Fig.7-5 (a) Conventional and (b) refined geometric model of the control rod and surrounding fuels
Fig.7-6 Improved radial power distribution for a large core
The control rod is an important device that is used to operate and control a nuclear reactor. Incorrectly estimating the neutron absorption effect of a control rod leads to an improperly designed core. In particular, the radial power distribution in radially flattened large cores is affected by control-rod calculation errors, leading to excessive allowance in core design.
The core design calculation is performed in two steps. In the first step, the detailed structure of core components is focused on individually, such as that of the control rod or fuel assembly. An overall core calculation is then performed in the second step without treating the detailed structure, where the nuclear reaction data are multiplied by a set of coefficients to reproduce the results from the first step. The reaction rate ratio preservation (RRRP) method had been established to calculate the necessary parameters of the control rods in the first step. In this method, the nuclear reaction data are multiplied by the ratio of neutron absorption reaction rate in the control rod to that of the surrounding fuels.
Conventionally, the geometric model of the control rod and surrounding fuels shown in Fig.7-5(a) is used in the first calculation step for all control rods in the core. We reconstructed this model. To evaluate the adequacy of the model, we adopted the ratio of neutron absorption reaction rate of control rod to that of the surrounding fuels (α), which is an essential component of the RRRP method. The proposed model was then verified by the Monte Carlo (MC) method that can simulate an entire core configuration with detailed control rod and fuel structures. An improvement of the conventional deterministic method was still required for core design, since the statistical MC method requires extensive calculation time.
Simple modifications, such as adjusting the number of surrounding fuel assemblies per control rod to meet that of the target core, allowed for clear improvements to the value of α for the control rods near the core center, thereby reducing the calculation error caused by the overestimation of neutron absorption of control rods. However, the value of α for control rods further from the core center did not agree with the reference value, possibly because the control rods were surrounded by plural fuel regions (i.e., inner core fuel, outer core fuel, radial blanket); because neutrons flow from the core center to the core exterior, the neutron flow behavior depends on the direction. We then proposed a refined model, as shown in Fig.7-5(b), to address this problem and improve the overall value of α. The refined model not only simulates the surrounding plural fuel regions with sector dividing but also employs two boundary conditions, reflective and vacuum, to simulate the neutron flow.

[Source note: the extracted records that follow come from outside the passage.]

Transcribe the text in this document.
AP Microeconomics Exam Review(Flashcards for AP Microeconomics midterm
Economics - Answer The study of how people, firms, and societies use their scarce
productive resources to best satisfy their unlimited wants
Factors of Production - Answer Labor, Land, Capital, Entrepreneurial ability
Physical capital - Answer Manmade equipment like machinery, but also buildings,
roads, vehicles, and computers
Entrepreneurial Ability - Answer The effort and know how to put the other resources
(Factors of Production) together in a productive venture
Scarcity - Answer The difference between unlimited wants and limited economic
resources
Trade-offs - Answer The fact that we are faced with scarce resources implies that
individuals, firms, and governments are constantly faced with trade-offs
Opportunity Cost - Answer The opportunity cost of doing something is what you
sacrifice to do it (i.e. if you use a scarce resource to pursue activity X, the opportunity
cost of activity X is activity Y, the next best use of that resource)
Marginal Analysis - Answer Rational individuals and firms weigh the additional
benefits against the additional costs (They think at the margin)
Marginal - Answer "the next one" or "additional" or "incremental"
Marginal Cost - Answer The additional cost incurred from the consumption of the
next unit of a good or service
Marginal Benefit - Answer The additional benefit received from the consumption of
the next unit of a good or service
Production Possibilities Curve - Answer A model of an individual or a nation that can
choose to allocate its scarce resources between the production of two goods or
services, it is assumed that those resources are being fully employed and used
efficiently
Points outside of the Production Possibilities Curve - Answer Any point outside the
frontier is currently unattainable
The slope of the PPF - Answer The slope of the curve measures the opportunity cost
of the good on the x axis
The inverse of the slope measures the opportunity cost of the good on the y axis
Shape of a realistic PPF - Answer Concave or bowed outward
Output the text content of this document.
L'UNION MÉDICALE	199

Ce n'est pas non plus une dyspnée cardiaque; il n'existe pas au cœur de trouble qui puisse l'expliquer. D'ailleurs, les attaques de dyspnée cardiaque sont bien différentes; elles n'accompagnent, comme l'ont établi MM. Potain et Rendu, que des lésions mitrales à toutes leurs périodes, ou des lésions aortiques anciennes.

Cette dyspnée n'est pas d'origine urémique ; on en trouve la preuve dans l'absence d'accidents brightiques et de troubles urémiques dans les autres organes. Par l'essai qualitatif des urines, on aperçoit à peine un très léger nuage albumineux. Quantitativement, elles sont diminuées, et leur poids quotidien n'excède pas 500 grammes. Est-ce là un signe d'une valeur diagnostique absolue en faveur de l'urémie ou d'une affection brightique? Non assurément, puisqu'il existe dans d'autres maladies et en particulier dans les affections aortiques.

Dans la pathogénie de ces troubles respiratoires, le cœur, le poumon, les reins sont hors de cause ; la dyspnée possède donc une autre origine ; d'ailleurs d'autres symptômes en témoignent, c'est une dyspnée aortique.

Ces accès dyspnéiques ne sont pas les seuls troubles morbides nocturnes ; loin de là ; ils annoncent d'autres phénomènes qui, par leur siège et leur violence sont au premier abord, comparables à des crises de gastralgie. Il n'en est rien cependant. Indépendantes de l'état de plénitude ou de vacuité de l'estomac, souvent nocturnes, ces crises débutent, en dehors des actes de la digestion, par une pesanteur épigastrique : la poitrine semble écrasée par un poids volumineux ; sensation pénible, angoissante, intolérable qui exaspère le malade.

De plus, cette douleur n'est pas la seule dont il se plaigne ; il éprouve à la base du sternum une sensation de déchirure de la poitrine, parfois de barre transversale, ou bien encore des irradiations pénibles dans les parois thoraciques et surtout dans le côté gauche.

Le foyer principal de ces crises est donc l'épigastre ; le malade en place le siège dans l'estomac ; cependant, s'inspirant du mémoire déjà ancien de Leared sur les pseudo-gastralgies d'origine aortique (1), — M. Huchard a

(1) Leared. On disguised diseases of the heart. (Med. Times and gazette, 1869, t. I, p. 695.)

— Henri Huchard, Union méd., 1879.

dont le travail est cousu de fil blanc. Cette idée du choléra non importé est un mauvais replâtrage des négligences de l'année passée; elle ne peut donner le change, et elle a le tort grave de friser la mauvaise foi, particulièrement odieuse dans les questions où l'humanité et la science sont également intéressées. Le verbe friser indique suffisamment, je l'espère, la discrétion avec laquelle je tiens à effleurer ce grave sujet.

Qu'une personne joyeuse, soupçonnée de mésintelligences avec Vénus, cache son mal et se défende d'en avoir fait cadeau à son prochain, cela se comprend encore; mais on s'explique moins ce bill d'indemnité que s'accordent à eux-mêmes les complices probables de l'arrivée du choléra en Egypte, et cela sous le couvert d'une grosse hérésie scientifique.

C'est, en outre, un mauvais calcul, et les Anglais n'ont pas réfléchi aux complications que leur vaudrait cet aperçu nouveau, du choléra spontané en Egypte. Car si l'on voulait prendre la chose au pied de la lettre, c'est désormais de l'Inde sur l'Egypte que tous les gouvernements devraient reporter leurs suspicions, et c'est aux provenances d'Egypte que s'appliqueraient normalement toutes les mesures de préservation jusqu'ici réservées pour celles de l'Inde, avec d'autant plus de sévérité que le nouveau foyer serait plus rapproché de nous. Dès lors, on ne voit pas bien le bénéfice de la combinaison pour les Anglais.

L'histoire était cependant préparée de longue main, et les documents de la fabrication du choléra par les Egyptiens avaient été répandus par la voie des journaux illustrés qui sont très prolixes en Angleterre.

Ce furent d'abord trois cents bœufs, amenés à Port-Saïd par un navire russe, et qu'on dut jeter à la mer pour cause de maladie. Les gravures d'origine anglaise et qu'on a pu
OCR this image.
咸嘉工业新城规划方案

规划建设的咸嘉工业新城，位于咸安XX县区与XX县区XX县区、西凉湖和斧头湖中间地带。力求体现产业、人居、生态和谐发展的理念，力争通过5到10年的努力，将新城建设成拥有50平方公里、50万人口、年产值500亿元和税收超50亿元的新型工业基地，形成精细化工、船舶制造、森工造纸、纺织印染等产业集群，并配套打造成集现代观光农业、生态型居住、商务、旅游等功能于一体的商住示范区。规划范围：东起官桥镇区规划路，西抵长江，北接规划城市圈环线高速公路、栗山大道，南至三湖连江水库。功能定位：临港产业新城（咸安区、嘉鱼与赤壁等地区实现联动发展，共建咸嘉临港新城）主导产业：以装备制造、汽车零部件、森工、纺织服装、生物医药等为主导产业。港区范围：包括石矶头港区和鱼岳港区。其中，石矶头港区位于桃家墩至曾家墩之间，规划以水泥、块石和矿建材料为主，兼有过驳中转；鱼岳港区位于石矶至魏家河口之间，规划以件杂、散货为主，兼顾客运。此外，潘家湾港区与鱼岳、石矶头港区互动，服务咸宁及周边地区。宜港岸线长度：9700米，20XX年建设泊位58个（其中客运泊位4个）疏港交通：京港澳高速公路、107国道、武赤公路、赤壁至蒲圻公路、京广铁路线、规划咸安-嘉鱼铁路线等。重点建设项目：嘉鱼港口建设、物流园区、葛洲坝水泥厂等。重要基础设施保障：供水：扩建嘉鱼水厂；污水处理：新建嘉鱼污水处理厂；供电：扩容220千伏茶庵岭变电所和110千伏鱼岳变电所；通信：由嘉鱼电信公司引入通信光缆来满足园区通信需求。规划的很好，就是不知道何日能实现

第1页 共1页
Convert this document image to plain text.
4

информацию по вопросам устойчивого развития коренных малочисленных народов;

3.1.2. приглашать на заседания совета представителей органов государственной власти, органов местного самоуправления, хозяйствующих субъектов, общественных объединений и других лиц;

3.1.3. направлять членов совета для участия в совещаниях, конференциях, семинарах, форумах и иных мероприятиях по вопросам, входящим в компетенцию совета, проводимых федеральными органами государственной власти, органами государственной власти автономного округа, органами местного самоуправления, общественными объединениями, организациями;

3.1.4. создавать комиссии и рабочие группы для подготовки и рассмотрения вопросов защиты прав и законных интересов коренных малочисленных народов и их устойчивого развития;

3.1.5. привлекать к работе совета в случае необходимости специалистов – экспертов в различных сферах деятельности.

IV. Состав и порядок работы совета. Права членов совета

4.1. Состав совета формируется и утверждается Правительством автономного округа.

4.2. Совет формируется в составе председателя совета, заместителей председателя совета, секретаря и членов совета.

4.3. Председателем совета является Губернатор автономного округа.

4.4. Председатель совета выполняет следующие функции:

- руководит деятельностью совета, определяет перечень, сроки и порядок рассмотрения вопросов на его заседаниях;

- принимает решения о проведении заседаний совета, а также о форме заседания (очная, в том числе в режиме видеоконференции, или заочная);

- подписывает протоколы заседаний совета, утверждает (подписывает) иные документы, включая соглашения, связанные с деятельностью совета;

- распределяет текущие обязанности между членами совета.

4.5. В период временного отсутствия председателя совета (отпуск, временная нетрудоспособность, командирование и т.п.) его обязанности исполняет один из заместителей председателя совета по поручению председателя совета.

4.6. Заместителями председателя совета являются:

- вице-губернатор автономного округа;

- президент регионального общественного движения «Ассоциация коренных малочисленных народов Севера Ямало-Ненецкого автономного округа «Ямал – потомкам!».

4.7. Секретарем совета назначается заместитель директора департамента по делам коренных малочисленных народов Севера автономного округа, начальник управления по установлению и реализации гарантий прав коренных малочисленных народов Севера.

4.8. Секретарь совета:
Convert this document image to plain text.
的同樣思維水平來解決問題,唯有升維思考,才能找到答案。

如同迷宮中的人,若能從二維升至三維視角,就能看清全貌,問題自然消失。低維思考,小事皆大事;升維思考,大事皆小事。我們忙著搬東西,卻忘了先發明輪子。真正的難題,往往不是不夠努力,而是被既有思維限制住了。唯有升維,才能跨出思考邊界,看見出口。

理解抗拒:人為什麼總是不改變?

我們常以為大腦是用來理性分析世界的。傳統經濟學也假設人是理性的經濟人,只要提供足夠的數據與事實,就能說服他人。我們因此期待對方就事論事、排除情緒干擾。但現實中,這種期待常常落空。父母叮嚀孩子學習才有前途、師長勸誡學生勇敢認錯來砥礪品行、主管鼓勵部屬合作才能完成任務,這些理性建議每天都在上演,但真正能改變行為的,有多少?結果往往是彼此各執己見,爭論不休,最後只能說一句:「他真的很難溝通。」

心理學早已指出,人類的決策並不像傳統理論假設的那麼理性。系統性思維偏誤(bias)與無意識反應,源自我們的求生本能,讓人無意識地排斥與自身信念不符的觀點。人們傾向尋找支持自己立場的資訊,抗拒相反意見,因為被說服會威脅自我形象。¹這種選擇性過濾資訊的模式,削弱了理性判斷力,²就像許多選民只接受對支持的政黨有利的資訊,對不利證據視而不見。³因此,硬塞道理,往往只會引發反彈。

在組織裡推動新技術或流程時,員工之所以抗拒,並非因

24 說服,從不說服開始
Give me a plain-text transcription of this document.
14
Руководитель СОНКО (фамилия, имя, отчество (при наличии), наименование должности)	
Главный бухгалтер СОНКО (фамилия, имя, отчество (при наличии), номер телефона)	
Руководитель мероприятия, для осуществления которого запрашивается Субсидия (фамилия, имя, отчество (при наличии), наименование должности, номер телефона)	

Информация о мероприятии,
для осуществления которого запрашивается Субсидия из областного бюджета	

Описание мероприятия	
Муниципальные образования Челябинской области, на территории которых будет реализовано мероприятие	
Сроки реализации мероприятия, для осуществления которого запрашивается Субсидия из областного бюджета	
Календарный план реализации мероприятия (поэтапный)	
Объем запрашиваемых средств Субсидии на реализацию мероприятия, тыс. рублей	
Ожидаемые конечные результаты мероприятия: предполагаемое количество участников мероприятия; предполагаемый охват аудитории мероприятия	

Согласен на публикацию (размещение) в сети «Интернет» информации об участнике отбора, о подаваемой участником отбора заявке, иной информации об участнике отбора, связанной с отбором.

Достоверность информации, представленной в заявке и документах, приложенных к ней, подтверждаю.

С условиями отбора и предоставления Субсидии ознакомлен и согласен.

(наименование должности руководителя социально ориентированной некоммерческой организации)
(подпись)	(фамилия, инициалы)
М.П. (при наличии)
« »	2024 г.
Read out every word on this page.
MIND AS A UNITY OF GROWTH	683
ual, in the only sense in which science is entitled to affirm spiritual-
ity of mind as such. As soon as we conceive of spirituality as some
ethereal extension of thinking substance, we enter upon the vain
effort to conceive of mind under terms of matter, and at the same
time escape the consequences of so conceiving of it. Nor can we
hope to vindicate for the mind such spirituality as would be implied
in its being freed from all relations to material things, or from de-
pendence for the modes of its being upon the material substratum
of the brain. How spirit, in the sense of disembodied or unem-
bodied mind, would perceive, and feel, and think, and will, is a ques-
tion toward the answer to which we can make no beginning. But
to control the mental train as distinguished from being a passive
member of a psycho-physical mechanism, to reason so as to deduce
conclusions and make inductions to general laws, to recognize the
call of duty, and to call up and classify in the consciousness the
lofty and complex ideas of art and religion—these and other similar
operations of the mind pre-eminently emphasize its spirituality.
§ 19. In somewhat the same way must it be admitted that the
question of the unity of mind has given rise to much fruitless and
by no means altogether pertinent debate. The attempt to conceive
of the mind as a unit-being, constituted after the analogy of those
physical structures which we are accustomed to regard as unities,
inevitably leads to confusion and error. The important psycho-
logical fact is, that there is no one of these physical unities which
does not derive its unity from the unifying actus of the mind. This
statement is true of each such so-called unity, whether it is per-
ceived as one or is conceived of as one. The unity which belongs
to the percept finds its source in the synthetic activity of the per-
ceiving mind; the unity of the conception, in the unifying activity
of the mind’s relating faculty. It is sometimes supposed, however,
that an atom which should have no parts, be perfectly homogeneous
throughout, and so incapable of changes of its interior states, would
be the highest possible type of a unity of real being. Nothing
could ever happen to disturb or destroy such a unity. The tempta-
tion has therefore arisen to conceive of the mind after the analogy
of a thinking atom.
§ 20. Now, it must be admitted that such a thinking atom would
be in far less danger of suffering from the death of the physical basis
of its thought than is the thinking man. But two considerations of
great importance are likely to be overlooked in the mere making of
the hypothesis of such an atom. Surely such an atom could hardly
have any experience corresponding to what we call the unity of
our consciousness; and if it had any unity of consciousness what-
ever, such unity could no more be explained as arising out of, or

Evaluating the resulting core design calculations with several control-rod insertion patterns demonstrated that the proposed refined model significantly improved the calculation accuracy of control-rod worth and radial power distribution. The relative error from the reference value (i.e., using the MC method) decreased below 0.13% (one-sixth of that using the conventional model) for the control-rod reactivity worth, below 0.35% (one-third) for the radial power distribution as an example shown in Fig.7-6. Overall, the proposed control-rod calculation method can be applied to large fast reactor core design with high accuracy.